In Dumfries, derelict buildings in the centre of the town are being transformed into enterprise spaces, flats and shop units by the Midsteeple Quarter community benefit society. Although no longer involved, Evie was a founding member, lending her professional skills and personal energies to her hometown and serving as chair of the board. There’s a picture somewhere of her welcoming First Minister Nicola Sturgeon to tour the development, both wearing masks, of course, during COVID.
Evie is still on the board of SOSCH (South of Scotland Community Housing), helping communities find ways of creating new homes and bringing old buildings back into use. She cites the empty police station at Langholm as a big success; it now provides four homes in the town centre. SOSCH is also working with Midsteeple Quarter.

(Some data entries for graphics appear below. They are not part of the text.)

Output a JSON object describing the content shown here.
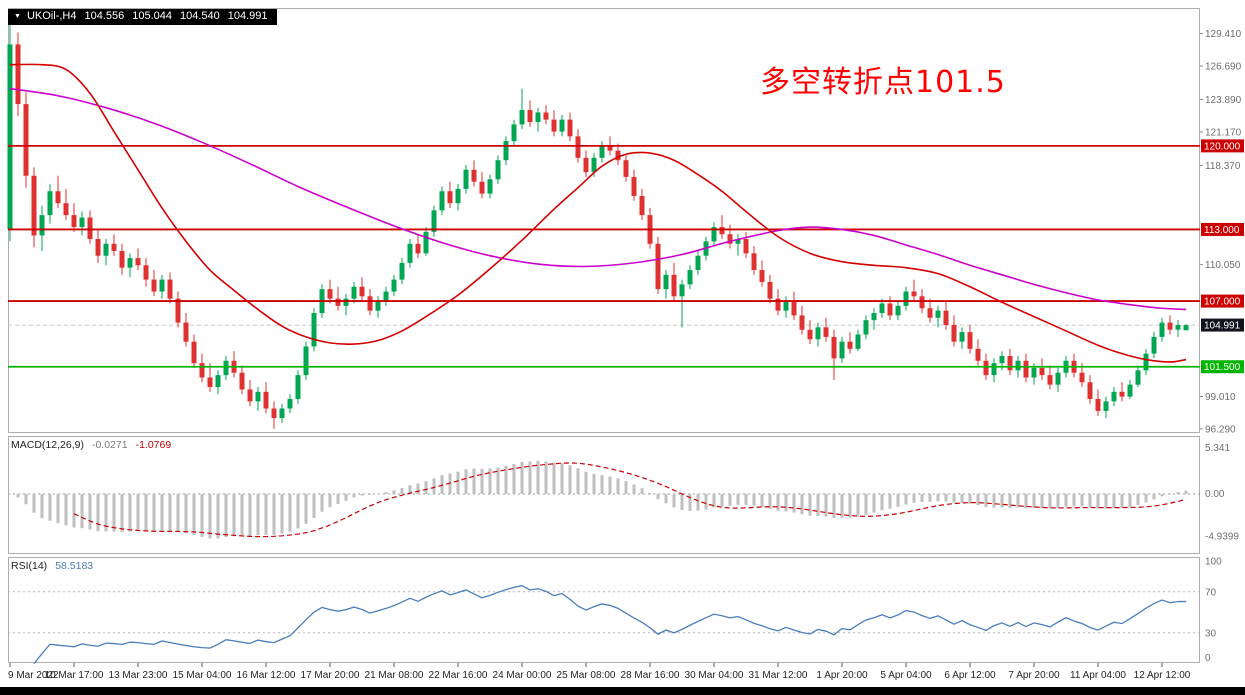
{
  "header": {
    "symbol_tf": "UKOil-,H4",
    "open": "104.556",
    "high": "105.044",
    "low": "104.540",
    "close": "104.991"
  },
  "indicators": {
    "macd": {
      "name": "MACD(12,26,9)",
      "main_value": "-0.0271",
      "signal_value": "-1.0769"
    },
    "rsi": {
      "name": "RSI(14)",
      "value": "58.5183"
    }
  },
  "chart_data": {
    "type": "candlestick",
    "symbol": "UKOil-",
    "timeframe": "H4",
    "title": "UKOil-,H4",
    "annotation": {
      "text": "多空转折点101.5",
      "color": "#FF0000"
    },
    "y_axis": {
      "price_range": [
        95.95,
        131.55
      ],
      "ticks": [
        {
          "label": "129.410",
          "value": 129.41
        },
        {
          "label": "126.690",
          "value": 126.69
        },
        {
          "label": "123.890",
          "value": 123.89
        },
        {
          "label": "121.170",
          "value": 121.17
        },
        {
          "label": "118.370",
          "value": 118.37
        },
        {
          "label": "110.050",
          "value": 110.05
        },
        {
          "label": "99.010",
          "value": 99.01
        },
        {
          "label": "96.290",
          "value": 96.29
        }
      ]
    },
    "x_axis": {
      "labels": [
        "9 Mar 2022",
        "10 Mar 17:00",
        "13 Mar 23:00",
        "15 Mar 04:00",
        "16 Mar 12:00",
        "17 Mar 20:00",
        "21 Mar 08:00",
        "22 Mar 16:00",
        "24 Mar 00:00",
        "25 Mar 08:00",
        "28 Mar 16:00",
        "30 Mar 04:00",
        "31 Mar 12:00",
        "1 Apr 20:00",
        "5 Apr 04:00",
        "6 Apr 12:00",
        "7 Apr 20:00",
        "11 Apr 04:00",
        "12 Apr 12:00"
      ],
      "indices": [
        0,
        8,
        16,
        24,
        32,
        40,
        48,
        56,
        64,
        72,
        80,
        88,
        96,
        104,
        112,
        120,
        128,
        136,
        144
      ]
    },
    "levels": [
      {
        "label": "120.000",
        "value": 120.0,
        "color": "#CC0000"
      },
      {
        "label": "113.000",
        "value": 113.0,
        "color": "#CC0000"
      },
      {
        "label": "107.000",
        "value": 107.0,
        "color": "#CC0000"
      },
      {
        "label": "101.500",
        "value": 101.5,
        "color": "#00B400"
      }
    ],
    "current_price": {
      "label": "104.991",
      "value": 104.991,
      "bg": "#13131F"
    },
    "colors": {
      "up": "#00A651",
      "down": "#E03131"
    },
    "candles": [
      [
        113.0,
        131.4,
        112.0,
        128.5
      ],
      [
        128.5,
        129.5,
        122.5,
        123.5
      ],
      [
        123.5,
        124.5,
        116.5,
        117.5
      ],
      [
        117.5,
        118.2,
        111.5,
        112.5
      ],
      [
        112.5,
        115.0,
        111.2,
        114.2
      ],
      [
        114.2,
        116.8,
        113.5,
        116.2
      ],
      [
        116.2,
        117.5,
        114.8,
        115.2
      ],
      [
        115.2,
        116.4,
        113.8,
        114.2
      ],
      [
        114.2,
        115.2,
        112.8,
        113.2
      ],
      [
        113.2,
        114.5,
        112.5,
        114.0
      ],
      [
        114.0,
        114.6,
        111.8,
        112.2
      ],
      [
        112.2,
        113.0,
        110.2,
        110.8
      ],
      [
        110.8,
        112.2,
        110.0,
        111.8
      ],
      [
        111.8,
        112.6,
        110.8,
        111.2
      ],
      [
        111.2,
        111.8,
        109.2,
        109.8
      ],
      [
        109.8,
        111.0,
        109.0,
        110.6
      ],
      [
        110.6,
        111.4,
        109.6,
        110.0
      ],
      [
        110.0,
        110.6,
        108.2,
        108.8
      ],
      [
        108.8,
        109.6,
        107.4,
        107.8
      ],
      [
        107.8,
        109.2,
        107.2,
        108.8
      ],
      [
        108.8,
        109.4,
        106.8,
        107.2
      ],
      [
        107.2,
        107.8,
        104.8,
        105.2
      ],
      [
        105.2,
        106.0,
        103.2,
        103.6
      ],
      [
        103.6,
        104.2,
        101.4,
        101.8
      ],
      [
        101.8,
        102.6,
        100.2,
        100.6
      ],
      [
        100.6,
        101.8,
        99.4,
        99.8
      ],
      [
        99.8,
        101.2,
        99.2,
        100.8
      ],
      [
        100.8,
        102.4,
        100.4,
        102.0
      ],
      [
        102.0,
        102.8,
        100.6,
        101.0
      ],
      [
        101.0,
        101.6,
        99.2,
        99.6
      ],
      [
        99.6,
        100.4,
        98.2,
        98.6
      ],
      [
        98.6,
        99.8,
        97.8,
        99.4
      ],
      [
        99.4,
        100.2,
        97.6,
        98.0
      ],
      [
        98.0,
        98.6,
        96.3,
        97.2
      ],
      [
        97.2,
        98.4,
        96.8,
        98.0
      ],
      [
        98.0,
        99.2,
        97.6,
        98.8
      ],
      [
        98.8,
        101.2,
        98.4,
        100.8
      ],
      [
        100.8,
        103.6,
        100.4,
        103.2
      ],
      [
        103.2,
        106.4,
        102.8,
        106.0
      ],
      [
        106.0,
        108.4,
        105.6,
        108.0
      ],
      [
        108.0,
        108.8,
        106.8,
        107.2
      ],
      [
        107.2,
        108.2,
        106.2,
        106.6
      ],
      [
        106.6,
        107.6,
        105.8,
        107.2
      ],
      [
        107.2,
        108.6,
        106.8,
        108.2
      ],
      [
        108.2,
        109.0,
        107.0,
        107.4
      ],
      [
        107.4,
        108.0,
        105.8,
        106.2
      ],
      [
        106.2,
        107.4,
        105.6,
        107.0
      ],
      [
        107.0,
        108.2,
        106.6,
        107.8
      ],
      [
        107.8,
        109.2,
        107.4,
        108.8
      ],
      [
        108.8,
        110.6,
        108.4,
        110.2
      ],
      [
        110.2,
        112.2,
        109.8,
        111.8
      ],
      [
        111.8,
        112.6,
        110.6,
        111.0
      ],
      [
        111.0,
        113.2,
        110.8,
        112.8
      ],
      [
        112.8,
        115.0,
        112.4,
        114.6
      ],
      [
        114.6,
        116.6,
        114.2,
        116.2
      ],
      [
        116.2,
        117.0,
        114.8,
        115.2
      ],
      [
        115.2,
        116.8,
        114.6,
        116.4
      ],
      [
        116.4,
        118.4,
        116.0,
        118.0
      ],
      [
        118.0,
        118.8,
        116.6,
        117.0
      ],
      [
        117.0,
        117.8,
        115.6,
        116.0
      ],
      [
        116.0,
        117.6,
        115.6,
        117.2
      ],
      [
        117.2,
        119.2,
        116.8,
        118.8
      ],
      [
        118.8,
        120.8,
        118.4,
        120.4
      ],
      [
        120.4,
        122.2,
        120.0,
        121.8
      ],
      [
        121.8,
        124.8,
        121.4,
        123.0
      ],
      [
        123.0,
        123.8,
        121.6,
        122.0
      ],
      [
        122.0,
        123.2,
        121.2,
        122.8
      ],
      [
        122.8,
        123.4,
        121.8,
        122.2
      ],
      [
        122.2,
        123.0,
        120.8,
        121.2
      ],
      [
        121.2,
        122.6,
        120.8,
        122.2
      ],
      [
        122.2,
        122.8,
        120.4,
        120.8
      ],
      [
        120.8,
        121.4,
        118.6,
        119.0
      ],
      [
        119.0,
        119.6,
        117.4,
        117.8
      ],
      [
        117.8,
        119.4,
        117.4,
        119.0
      ],
      [
        119.0,
        120.4,
        118.6,
        120.0
      ],
      [
        120.0,
        120.8,
        119.2,
        119.6
      ],
      [
        119.6,
        120.2,
        118.4,
        118.8
      ],
      [
        118.8,
        119.2,
        117.0,
        117.4
      ],
      [
        117.4,
        118.0,
        115.4,
        115.8
      ],
      [
        115.8,
        116.4,
        113.8,
        114.2
      ],
      [
        114.2,
        114.8,
        111.4,
        111.8
      ],
      [
        111.8,
        112.4,
        107.6,
        108.0
      ],
      [
        108.0,
        109.6,
        107.2,
        109.2
      ],
      [
        109.2,
        110.2,
        107.0,
        107.4
      ],
      [
        107.4,
        108.8,
        104.8,
        108.4
      ],
      [
        108.4,
        110.0,
        108.0,
        109.6
      ],
      [
        109.6,
        111.2,
        109.2,
        110.8
      ],
      [
        110.8,
        112.4,
        110.4,
        112.0
      ],
      [
        112.0,
        113.6,
        111.6,
        113.2
      ],
      [
        113.2,
        114.2,
        112.2,
        112.6
      ],
      [
        112.6,
        113.4,
        111.4,
        111.8
      ],
      [
        111.8,
        112.6,
        110.8,
        112.2
      ],
      [
        112.2,
        112.8,
        110.6,
        111.0
      ],
      [
        111.0,
        111.6,
        109.2,
        109.6
      ],
      [
        109.6,
        110.4,
        108.2,
        108.6
      ],
      [
        108.6,
        109.2,
        106.8,
        107.2
      ],
      [
        107.2,
        108.0,
        105.8,
        106.2
      ],
      [
        106.2,
        107.4,
        105.6,
        107.0
      ],
      [
        107.0,
        107.8,
        105.4,
        105.8
      ],
      [
        105.8,
        106.6,
        104.2,
        104.6
      ],
      [
        104.6,
        105.4,
        103.4,
        103.8
      ],
      [
        103.8,
        105.2,
        103.2,
        104.8
      ],
      [
        104.8,
        105.6,
        103.6,
        104.0
      ],
      [
        104.0,
        104.6,
        100.4,
        102.2
      ],
      [
        102.2,
        104.0,
        101.8,
        103.6
      ],
      [
        103.6,
        104.4,
        102.6,
        103.0
      ],
      [
        103.0,
        104.6,
        102.8,
        104.2
      ],
      [
        104.2,
        105.8,
        103.8,
        105.4
      ],
      [
        105.4,
        106.4,
        104.6,
        106.0
      ],
      [
        106.0,
        107.2,
        105.6,
        106.8
      ],
      [
        106.8,
        107.4,
        105.4,
        105.8
      ],
      [
        105.8,
        107.0,
        105.4,
        106.6
      ],
      [
        106.6,
        108.2,
        106.2,
        107.8
      ],
      [
        107.8,
        108.8,
        107.0,
        107.4
      ],
      [
        107.4,
        108.0,
        106.0,
        106.4
      ],
      [
        106.4,
        107.2,
        105.2,
        105.6
      ],
      [
        105.6,
        106.6,
        104.8,
        106.2
      ],
      [
        106.2,
        107.0,
        104.6,
        105.0
      ],
      [
        105.0,
        105.8,
        103.2,
        103.6
      ],
      [
        103.6,
        104.8,
        103.0,
        104.4
      ],
      [
        104.4,
        105.0,
        102.6,
        103.0
      ],
      [
        103.0,
        103.8,
        101.6,
        102.0
      ],
      [
        102.0,
        102.6,
        100.4,
        100.8
      ],
      [
        100.8,
        102.2,
        100.2,
        101.8
      ],
      [
        101.8,
        102.8,
        101.2,
        102.4
      ],
      [
        102.4,
        103.0,
        100.8,
        101.2
      ],
      [
        101.2,
        102.4,
        100.6,
        102.0
      ],
      [
        102.0,
        102.6,
        100.2,
        100.6
      ],
      [
        100.6,
        101.8,
        100.0,
        101.4
      ],
      [
        101.4,
        102.2,
        100.4,
        100.8
      ],
      [
        100.8,
        101.6,
        99.6,
        100.0
      ],
      [
        100.0,
        101.4,
        99.4,
        101.0
      ],
      [
        101.0,
        102.4,
        100.6,
        102.0
      ],
      [
        102.0,
        102.6,
        100.6,
        101.0
      ],
      [
        101.0,
        101.8,
        99.8,
        100.2
      ],
      [
        100.2,
        100.8,
        98.4,
        98.8
      ],
      [
        98.8,
        99.6,
        97.4,
        97.8
      ],
      [
        97.8,
        99.0,
        97.2,
        98.6
      ],
      [
        98.6,
        99.8,
        98.2,
        99.4
      ],
      [
        99.4,
        100.2,
        98.6,
        99.0
      ],
      [
        99.0,
        100.4,
        98.8,
        100.0
      ],
      [
        100.0,
        101.6,
        99.8,
        101.2
      ],
      [
        101.2,
        103.0,
        100.8,
        102.6
      ],
      [
        102.6,
        104.4,
        102.2,
        104.0
      ],
      [
        104.0,
        105.6,
        103.6,
        105.2
      ],
      [
        105.2,
        105.8,
        104.2,
        104.6
      ],
      [
        104.6,
        105.4,
        104.0,
        105.0
      ],
      [
        104.556,
        105.044,
        104.54,
        104.991
      ]
    ],
    "ma_fast": {
      "name": "fast-ma",
      "color": "#D40000",
      "points": [
        [
          0,
          126.8
        ],
        [
          4,
          126.8
        ],
        [
          7,
          126.4
        ],
        [
          10,
          124.4
        ],
        [
          13,
          121.2
        ],
        [
          16,
          118.0
        ],
        [
          19,
          114.8
        ],
        [
          22,
          112.0
        ],
        [
          25,
          109.6
        ],
        [
          28,
          107.9
        ],
        [
          31,
          106.3
        ],
        [
          34,
          104.9
        ],
        [
          37,
          104.0
        ],
        [
          40,
          103.5
        ],
        [
          43,
          103.4
        ],
        [
          46,
          103.7
        ],
        [
          49,
          104.5
        ],
        [
          52,
          105.7
        ],
        [
          56,
          107.5
        ],
        [
          60,
          109.7
        ],
        [
          64,
          112.1
        ],
        [
          68,
          114.7
        ],
        [
          71,
          116.5
        ],
        [
          74,
          118.3
        ],
        [
          77,
          119.3
        ],
        [
          80,
          119.4
        ],
        [
          83,
          118.8
        ],
        [
          86,
          117.6
        ],
        [
          89,
          116.2
        ],
        [
          92,
          114.5
        ],
        [
          96,
          112.4
        ],
        [
          100,
          111.0
        ],
        [
          104,
          110.3
        ],
        [
          108,
          110.0
        ],
        [
          112,
          109.8
        ],
        [
          116,
          109.3
        ],
        [
          120,
          108.2
        ],
        [
          124,
          106.9
        ],
        [
          128,
          105.7
        ],
        [
          132,
          104.5
        ],
        [
          136,
          103.3
        ],
        [
          139,
          102.6
        ],
        [
          142,
          102.1
        ],
        [
          145,
          101.9
        ],
        [
          147,
          102.1
        ]
      ]
    },
    "ma_slow": {
      "name": "slow-ma",
      "color": "#CC00CC",
      "points": [
        [
          0,
          124.8
        ],
        [
          6,
          124.2
        ],
        [
          12,
          123.2
        ],
        [
          18,
          121.9
        ],
        [
          24,
          120.3
        ],
        [
          30,
          118.5
        ],
        [
          36,
          116.6
        ],
        [
          42,
          114.9
        ],
        [
          48,
          113.3
        ],
        [
          54,
          111.9
        ],
        [
          60,
          110.8
        ],
        [
          66,
          110.1
        ],
        [
          72,
          109.9
        ],
        [
          78,
          110.2
        ],
        [
          84,
          110.9
        ],
        [
          90,
          112.0
        ],
        [
          96,
          112.9
        ],
        [
          100,
          113.2
        ],
        [
          104,
          113.0
        ],
        [
          108,
          112.5
        ],
        [
          112,
          111.7
        ],
        [
          116,
          110.9
        ],
        [
          120,
          110.0
        ],
        [
          124,
          109.2
        ],
        [
          128,
          108.4
        ],
        [
          132,
          107.7
        ],
        [
          136,
          107.1
        ],
        [
          140,
          106.7
        ],
        [
          144,
          106.4
        ],
        [
          147,
          106.3
        ]
      ]
    },
    "macd_panel": {
      "params": [
        12,
        26,
        9
      ],
      "hist_color": "#BFBFBF",
      "signal_color": "#CC0000",
      "ticks": [
        {
          "label": "5.341",
          "value": 5.341
        },
        {
          "label": "0.00",
          "value": 0
        },
        {
          "label": "-4.9399",
          "value": -4.9399
        }
      ]
    },
    "rsi_panel": {
      "period": 14,
      "color": "#4A7EBB",
      "levels": [
        70,
        30
      ],
      "ticks": [
        {
          "label": "100",
          "value": 100
        },
        {
          "label": "70",
          "value": 70
        },
        {
          "label": "30",
          "value": 30
        },
        {
          "label": "0",
          "value": 0
        }
      ]
    }
  }
}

But, Evie says “I don’t believe I’ve done what I was put on this earth to do yet”. Recently she heard Professor Gerry Hassan speak at a festival in Dumfries and Galloway on Scotland’s future. Evie’s attracted by independence. “I feel there’s a call for me in politics,” she says, “and I wonder if there’s space for a new party of sorts, for a world where humanity matters much more, an all-encompassing kindness sort of approach.”
So I suggest … “the All Encompassing Kindness Party?” Evie says that slogan’s a bit too long for the posters. “My mother always says, ‘Jist be geed!’ So it’s the Jist Be Geed Party! If other parties ask me to join, I’ll say… no you, but they can feel free to join the Jist Be Geed!”